Companies standardising on a single LIMS solution were able to increase the number of users supported by one IT staff member from 50 to 86. This led to a 57 per cent reduction in IT staff directly supporting LIMS; staff were cut or reallocated to other areas. They were also able to reduce the amount spent on IT outsourcing for network management, and to fix integration problems. The latter are an important consideration because the smallest configuration changes can break the integration of LIMS with other software. As a result, version updates for multiple LIMS can be a big headache for IT staff, and costly to the company. 'We probably would have to spend more to develop the interfaces, if we didn't have a standard platform,' one manager told the IDC researchers.

IT productivity gains came from greater automation of IT administration and support; help desk activity and other user support fell by 55 to 75 per cent. Important LIMS operations such as data management, archiving and reporting were cut by 70 to 90 per cent. Downtime fell too, freeing up IT staff to undertake more planning, results tracking, data mining and system integration with corporate software. Training savings of up to $250 (138) per user per year were made because of the reduced number of systems in use.
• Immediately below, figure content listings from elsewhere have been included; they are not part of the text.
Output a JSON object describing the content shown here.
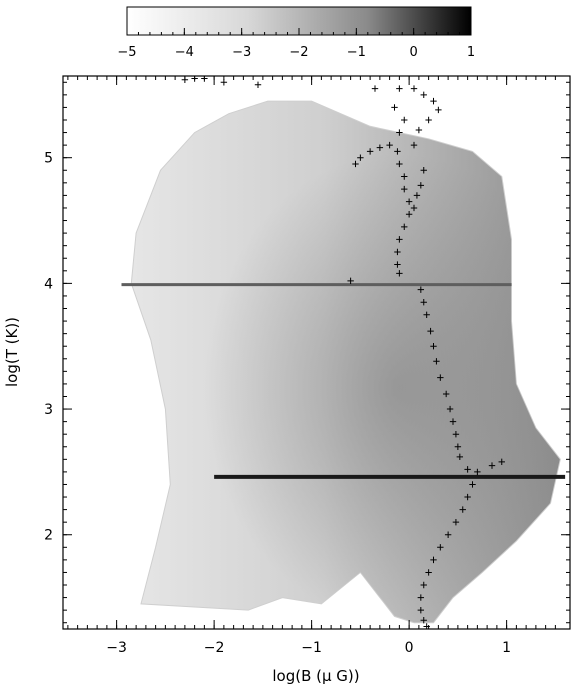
{
  "chart_data": {
    "type": "heatmap",
    "title": "",
    "xlabel": "log(B (μ G))",
    "ylabel": "log(T (K))",
    "xlim": [
      -3.55,
      1.65
    ],
    "ylim": [
      1.25,
      5.65
    ],
    "x_ticks": [
      -3,
      -2,
      -1,
      0,
      1
    ],
    "y_ticks": [
      2,
      3,
      4,
      5
    ],
    "x_tick_labels": [
      "−3",
      "−2",
      "−1",
      "0",
      "1"
    ],
    "y_tick_labels": [
      "2",
      "3",
      "4",
      "5"
    ],
    "grid": false,
    "colorbar": {
      "position": "top",
      "range": [
        -5,
        1
      ],
      "ticks": [
        -5,
        -4,
        -3,
        -2,
        -1,
        0,
        1
      ],
      "tick_labels": [
        "−5",
        "−4",
        "−3",
        "−2",
        "−1",
        "0",
        "1"
      ],
      "colormap": "gray_reversed"
    },
    "colors": {
      "low": "#ffffff",
      "high": "#000000",
      "markers": "#000000"
    },
    "distribution_boundary": {
      "description_units": "data units (logB, logT)",
      "left_edge": [
        [
          -2.75,
          1.45
        ],
        [
          -2.6,
          1.9
        ],
        [
          -2.45,
          2.4
        ],
        [
          -2.5,
          3.0
        ],
        [
          -2.65,
          3.55
        ],
        [
          -2.85,
          4.0
        ],
        [
          -2.8,
          4.4
        ],
        [
          -2.55,
          4.9
        ],
        [
          -2.2,
          5.2
        ],
        [
          -1.85,
          5.35
        ],
        [
          -1.45,
          5.45
        ]
      ],
      "right_edge": [
        [
          -1.0,
          5.45
        ],
        [
          -0.4,
          5.25
        ],
        [
          0.2,
          5.15
        ],
        [
          0.65,
          5.05
        ],
        [
          0.95,
          4.85
        ],
        [
          1.05,
          4.35
        ],
        [
          1.05,
          3.7
        ],
        [
          1.1,
          3.2
        ],
        [
          1.3,
          2.85
        ],
        [
          1.55,
          2.6
        ],
        [
          1.45,
          2.25
        ],
        [
          1.1,
          1.95
        ],
        [
          0.75,
          1.7
        ],
        [
          0.45,
          1.5
        ],
        [
          0.25,
          1.3
        ]
      ],
      "bottom_edge": [
        [
          -1.65,
          1.4
        ],
        [
          -1.3,
          1.5
        ],
        [
          -0.9,
          1.45
        ],
        [
          -0.5,
          1.7
        ],
        [
          -0.15,
          1.35
        ],
        [
          0.05,
          1.3
        ]
      ]
    },
    "dense_bands": [
      {
        "logT": 3.99,
        "logB_range": [
          -2.95,
          1.05
        ],
        "level": -1.2
      },
      {
        "logT": 2.46,
        "logB_range": [
          -2.0,
          1.6
        ],
        "level": 0.4
      }
    ],
    "markers": {
      "symbol": "+",
      "points": [
        [
          -2.3,
          5.62
        ],
        [
          -2.2,
          5.63
        ],
        [
          -2.1,
          5.63
        ],
        [
          -1.9,
          5.6
        ],
        [
          -1.55,
          5.58
        ],
        [
          -0.6,
          4.02
        ],
        [
          -0.55,
          4.95
        ],
        [
          -0.5,
          5.0
        ],
        [
          -0.4,
          5.05
        ],
        [
          -0.3,
          5.08
        ],
        [
          -0.2,
          5.1
        ],
        [
          -0.35,
          5.55
        ],
        [
          -0.1,
          5.55
        ],
        [
          -0.15,
          5.4
        ],
        [
          -0.05,
          5.3
        ],
        [
          -0.1,
          5.2
        ],
        [
          -0.12,
          5.05
        ],
        [
          -0.1,
          4.95
        ],
        [
          -0.05,
          4.85
        ],
        [
          -0.05,
          4.75
        ],
        [
          0.0,
          4.65
        ],
        [
          0.0,
          4.55
        ],
        [
          -0.05,
          4.45
        ],
        [
          -0.1,
          4.35
        ],
        [
          -0.12,
          4.25
        ],
        [
          -0.12,
          4.15
        ],
        [
          -0.1,
          4.08
        ],
        [
          0.05,
          5.55
        ],
        [
          0.15,
          5.5
        ],
        [
          0.25,
          5.45
        ],
        [
          0.3,
          5.38
        ],
        [
          0.2,
          5.3
        ],
        [
          0.1,
          5.22
        ],
        [
          0.05,
          5.1
        ],
        [
          0.15,
          4.9
        ],
        [
          0.12,
          4.78
        ],
        [
          0.08,
          4.7
        ],
        [
          0.05,
          4.6
        ],
        [
          0.12,
          3.95
        ],
        [
          0.15,
          3.85
        ],
        [
          0.18,
          3.75
        ],
        [
          0.22,
          3.62
        ],
        [
          0.25,
          3.5
        ],
        [
          0.28,
          3.38
        ],
        [
          0.32,
          3.25
        ],
        [
          0.38,
          3.12
        ],
        [
          0.42,
          3.0
        ],
        [
          0.45,
          2.9
        ],
        [
          0.48,
          2.8
        ],
        [
          0.5,
          2.7
        ],
        [
          0.52,
          2.62
        ],
        [
          0.6,
          2.52
        ],
        [
          0.7,
          2.5
        ],
        [
          0.85,
          2.55
        ],
        [
          0.95,
          2.58
        ],
        [
          0.65,
          2.4
        ],
        [
          0.6,
          2.3
        ],
        [
          0.55,
          2.2
        ],
        [
          0.48,
          2.1
        ],
        [
          0.4,
          2.0
        ],
        [
          0.32,
          1.9
        ],
        [
          0.25,
          1.8
        ],
        [
          0.2,
          1.7
        ],
        [
          0.15,
          1.6
        ],
        [
          0.12,
          1.5
        ],
        [
          0.12,
          1.4
        ],
        [
          0.15,
          1.32
        ],
        [
          0.18,
          1.27
        ]
      ]
    }
  }
}
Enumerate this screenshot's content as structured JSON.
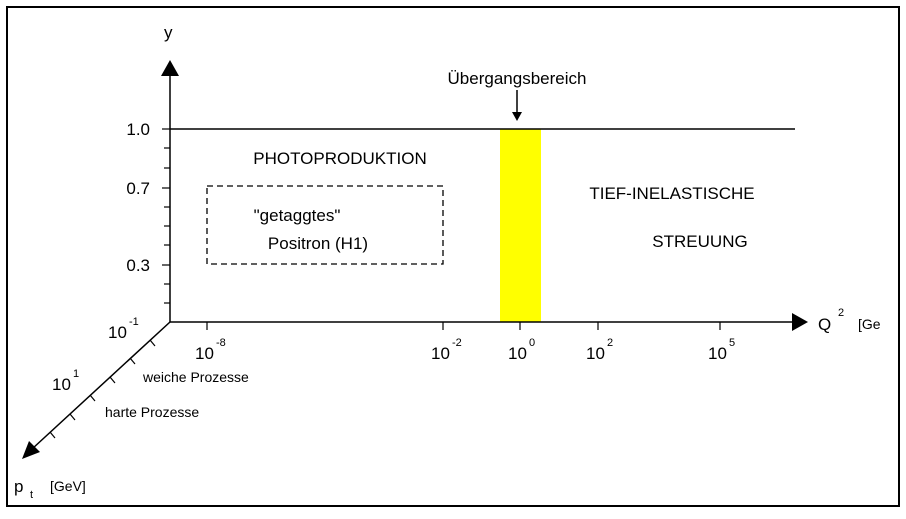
{
  "axes": {
    "y": {
      "label": "y",
      "ticks": [
        "1.0",
        "0.7",
        "0.3"
      ]
    },
    "q2": {
      "label": "Q",
      "exp": "2",
      "unit": "[Ge",
      "ticks": [
        {
          "base": "10",
          "exp": "-8"
        },
        {
          "base": "10",
          "exp": "-2"
        },
        {
          "base": "10",
          "exp": "0"
        },
        {
          "base": "10",
          "exp": "2"
        },
        {
          "base": "10",
          "exp": "5"
        }
      ]
    },
    "pt": {
      "label": "p",
      "sub": "t",
      "unit": "[GeV]",
      "ticks": [
        {
          "base": "10",
          "exp": "-1"
        },
        {
          "base": "10",
          "exp": "1"
        }
      ]
    }
  },
  "regions": {
    "transition": "Übergangsbereich",
    "photoproduction": "PHOTOPRODUKTION",
    "tagged": [
      "\"getaggtes\"",
      "Positron (H1)"
    ],
    "dis": [
      "TIEF-INELASTISCHE",
      "STREUUNG"
    ],
    "soft": "weiche Prozesse",
    "hard": "harte Prozesse"
  }
}
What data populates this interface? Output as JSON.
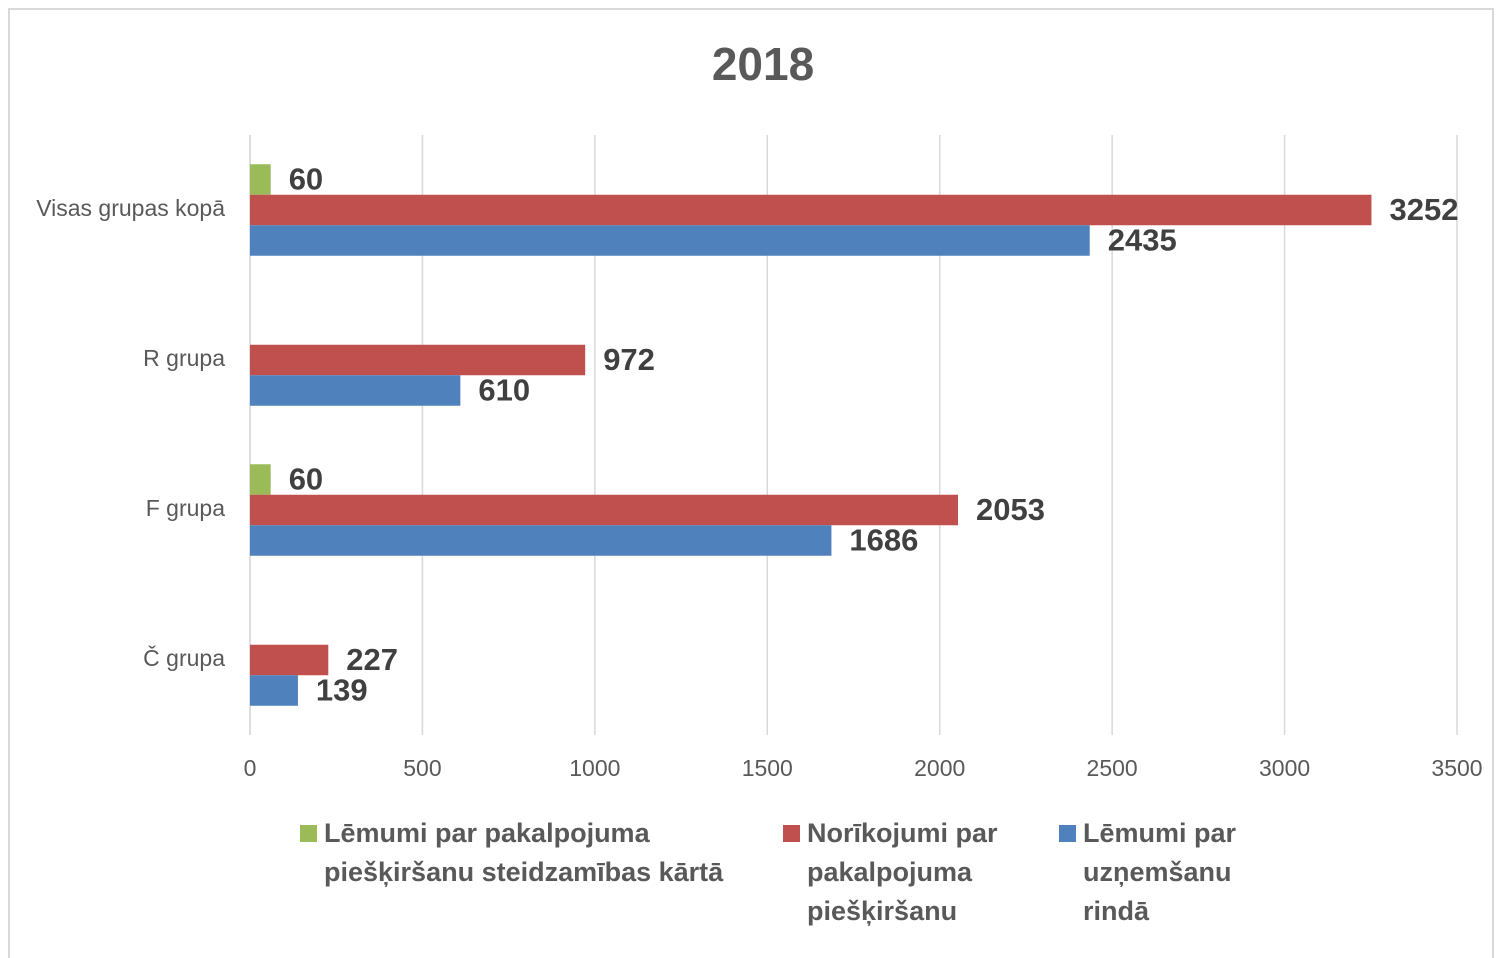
{
  "chart_data": {
    "type": "bar",
    "orientation": "horizontal",
    "title": "2018",
    "categories": [
      "Visas grupas kopā",
      "R grupa",
      "F grupa",
      "Č grupa"
    ],
    "series": [
      {
        "name": "Lēmumi par pakalpojuma piešķiršanu steidzamības kārtā",
        "color": "#9bbb59",
        "values": [
          60,
          null,
          60,
          null
        ]
      },
      {
        "name": "Norīkojumi par pakalpojuma piešķiršanu",
        "color": "#c0504d",
        "values": [
          3252,
          972,
          2053,
          227
        ]
      },
      {
        "name": "Lēmumi par uzņemšanu rindā",
        "color": "#4f81bd",
        "values": [
          2435,
          610,
          1686,
          139
        ]
      }
    ],
    "xlim": [
      0,
      3500
    ],
    "xticks": [
      0,
      500,
      1000,
      1500,
      2000,
      2500,
      3000,
      3500
    ],
    "grid": true,
    "legend": "bottom"
  }
}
In laboratories, result-tracking improved with fewer lost samples. Consequently, the need to duplicate lost data was eliminated. There was less time when the system was down - from half an hour per month to around six minutes. Productivity of LIMS users increased. Individual gains were small, averaging 3.7 per cent. But more than half the companies credited standardised LIMS with reducing the time taken to bring products to market, while three quarters felt it improved product quality.

Overall savings worked out at around $300,000 (166,000) per laboratory each year. On average, the companies in the IDC's study should see a return on investment, after three years, of around 200 per cent. Depending on the time taken to deploy new software, the initial investment should be paid back within around nine months.

Undertaking standardisation is not easy. Careful planning is needed and cooperation must be sought from as wide a section of staff as possible. This can be harder than superficial observation might suggest. For example, in the pharmaceutical sector, R&D departments can work in very different ways - with different software - despite working together on the same drug project. Even within the same scientific discipline, sites in different countries can have very different ways of working.

The problems are common to many large information-system roll outs, as many attendees at the Electronic Laboratory Notebook conference in London in September heard. Speakers from small biotech Array BioPharma, and from pharma giant AstraZeneca, emphasised that research scientists have to be persuaded rather than compelled. Large-scale, top-down IT projects are not a high priority for them, and gaining their willing support means showing them how they will benefit from a project - by getting faster answers to their requests for analyses, for example.

Some differences between departments may not be amenable to a compromise - most medicinal chemists wouldn't be happy with the restrictions placed on staff working in more heavily regulated drug manufacturing areas. This means customisation will be needed for some sites or users, something that is easy to underestimate, say the IDC researchers. Careful planning, and sometimes lengthy discussion with staff at all levels, will avoid problems later. Even fairly senior managers can be against large-scale IT projects, if all of the costs but none of the benefits occur while they are in charge, one speaker pointed out. For these reasons, companies should expect the planning period to be quite lengthy.

So life science companies thinking of integrating their LIMS with ERP systems such as SAP's Enterprise R/3 or Peoplesoft's should consider standardising first, according to Thermo Electron's Fergus. But they should get all the cost savings and productivity gains outlined by the IDC survey, together with easier and cheaper integration with their ERP.